Gregory Soter, a State Department counterterrorism specialist and a former Army Special Forces officer, is not surprised that so much security work is being contracted out, including Bremer's personal security. "Who would normally protect Bremer? The military. There are not a lot of military units that do VIP protection. The ones that do are usually from the military police, and the military police are in big demand for other things. There just aren't enough to go around," Soter says. Bremer's bodyguards come from Blackwater, a North Carolina firm.

Because the security situation in Iraq is so perilous, every aid organization and contractor, even those not directly involved in security, must hire subcontractors for protection. Texas-based Halliburton, the largest contractor in Iraq with 24,000 employees there, has had 30 employees and subcontractors killed in recent weeks. As a result, the company suspended convoys for several days in April in order to put new security measures in place, according to company spokeswoman Wendy Hall.

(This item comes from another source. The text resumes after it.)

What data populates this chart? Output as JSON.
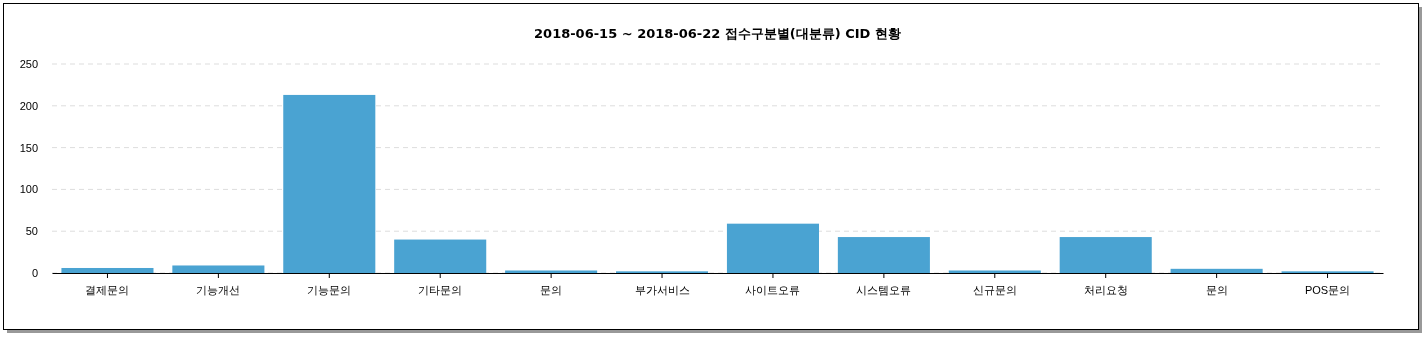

As security worsens, the number of contract security workers continues to grow. On April 1, the Coalition Provisional Authority issued a notice seeking contractors capable of providing security for fuel convoys traveling between Kuwait and points throughout Iraq. Contractor vehicles are to be equipped with "a mid- to long-range weapon mounted such that it can provide 360-degree coverage around the vehicle" and each employee is to be armed with a personal automatic rifle.

U.S. officials are increasingly concerned about the accountability of the thousands of guns-for-hire now on the ground in Iraq. A planning document states that after the transition to Iraqi control, the U.S. "[chief of mission] and the combatant commander will ensure that every U.S. citizen in Iraq is accountable either to the U.S. Mission or to the Multinational Force Command," yet it is not clear how this will be managed. It also fails to account for the thousands of foreign nationals working on security contracts in Iraq.

"There are a lot of questions that have to be addressed," says Soter. "Where's the liability if they shoot someone in the performance of their duty? What are the rules of engagement? Do they have formally established relationships with U.S. intelligence assets? All those things have to be worked out before there are problems on the ground."